We build upon Kozen's, McIver & Morgan's, and
Kaminski's weakest preexpectation calculus for reasoning
about expected outcomes such as the probability of
terminating in some postcondition or the expected final
value of a program variable.
The weakest preexpectation calculus replaces predicates
from classical program verification by more general
expectations - functions mapping program states to numbers
instead of truth values. We study a syntax for specifying
expectations, providing a foundation for automated deductive
probabilistic program verifiers. We prove that our syntax is
expressive and hence obtain a relatively complete verification
system for reasoning about expected outcomes.
We then present three different approaches for automating
the verification of bounds on expected outcomes of linear
loops, all of which combine weakest preexpectation reasoning
with Satisfiability Modulo Theories (SMT) techniques:
- We revisit two well-established verification techniques
for transition systems, k-induction and bounded model
checking (BMC), in the more general setting of bounding
least fixpoints of functions over complete lattices,
yielding latticed k-induction and latticed
BMC. Instantiating our latticed techniques with the
weakest preexpectation calculus enables the fully
automatic verification of linear loops taken from the
literature.
- We present a counterexample-guided inductive synthesis
approach for the synthesis of quantitative loop
invariants. This enables the fully automatic verification
of bounds on both expected outcomes and expected runtimes.
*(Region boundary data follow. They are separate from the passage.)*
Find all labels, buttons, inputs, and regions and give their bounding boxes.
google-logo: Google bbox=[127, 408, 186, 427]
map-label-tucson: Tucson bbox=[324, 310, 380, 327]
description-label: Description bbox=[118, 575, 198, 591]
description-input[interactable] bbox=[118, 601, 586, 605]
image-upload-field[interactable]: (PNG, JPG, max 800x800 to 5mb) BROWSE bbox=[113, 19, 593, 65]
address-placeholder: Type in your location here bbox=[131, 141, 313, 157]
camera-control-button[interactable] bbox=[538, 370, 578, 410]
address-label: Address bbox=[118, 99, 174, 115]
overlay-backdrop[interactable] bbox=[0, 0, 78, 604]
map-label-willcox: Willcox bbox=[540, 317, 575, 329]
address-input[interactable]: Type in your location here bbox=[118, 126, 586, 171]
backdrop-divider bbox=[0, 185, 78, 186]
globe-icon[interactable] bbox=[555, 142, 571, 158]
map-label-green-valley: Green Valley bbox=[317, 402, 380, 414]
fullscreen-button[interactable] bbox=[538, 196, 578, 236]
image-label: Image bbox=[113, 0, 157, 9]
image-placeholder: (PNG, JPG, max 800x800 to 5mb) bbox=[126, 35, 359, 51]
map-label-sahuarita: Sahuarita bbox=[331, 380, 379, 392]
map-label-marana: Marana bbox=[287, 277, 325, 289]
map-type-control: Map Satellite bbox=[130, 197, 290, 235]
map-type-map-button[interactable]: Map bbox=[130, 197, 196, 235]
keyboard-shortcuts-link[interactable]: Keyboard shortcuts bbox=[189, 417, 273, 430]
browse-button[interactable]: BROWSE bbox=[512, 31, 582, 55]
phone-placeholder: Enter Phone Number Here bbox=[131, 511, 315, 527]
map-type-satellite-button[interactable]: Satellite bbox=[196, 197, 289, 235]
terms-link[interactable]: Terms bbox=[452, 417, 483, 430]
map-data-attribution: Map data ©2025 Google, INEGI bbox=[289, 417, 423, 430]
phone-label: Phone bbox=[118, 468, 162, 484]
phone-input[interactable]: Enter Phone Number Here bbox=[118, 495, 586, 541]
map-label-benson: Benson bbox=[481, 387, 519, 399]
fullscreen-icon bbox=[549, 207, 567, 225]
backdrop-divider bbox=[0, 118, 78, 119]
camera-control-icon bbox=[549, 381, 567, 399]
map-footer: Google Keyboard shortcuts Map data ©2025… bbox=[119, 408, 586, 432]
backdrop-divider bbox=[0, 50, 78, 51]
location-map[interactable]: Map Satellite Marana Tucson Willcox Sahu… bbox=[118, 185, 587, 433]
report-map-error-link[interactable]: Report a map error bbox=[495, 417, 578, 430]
Our implementation synthesizes quantitative invariants of
various linear loops taken from the literature, can beat
state-of-the-art probabilistic model checkers on
finite-state programs, and is competitive with modern
tools dedicated to invariant synthesis or expected runtime
reasoning.
- We present PrIC3 - the first truly quantitative
extension of the state-of-the-art qualitative symbolic
model checking algorithm IC3 to symbolic model checking of
Markov decision processes. By marrying PrIC3 with the
weakest preexpectation calculus, we obtain a symbolic
model checking algorithm for probabilistic programs.
Alongside, we present an implementation of PrIC3 featuring
IC3-specific techniques such as generalization.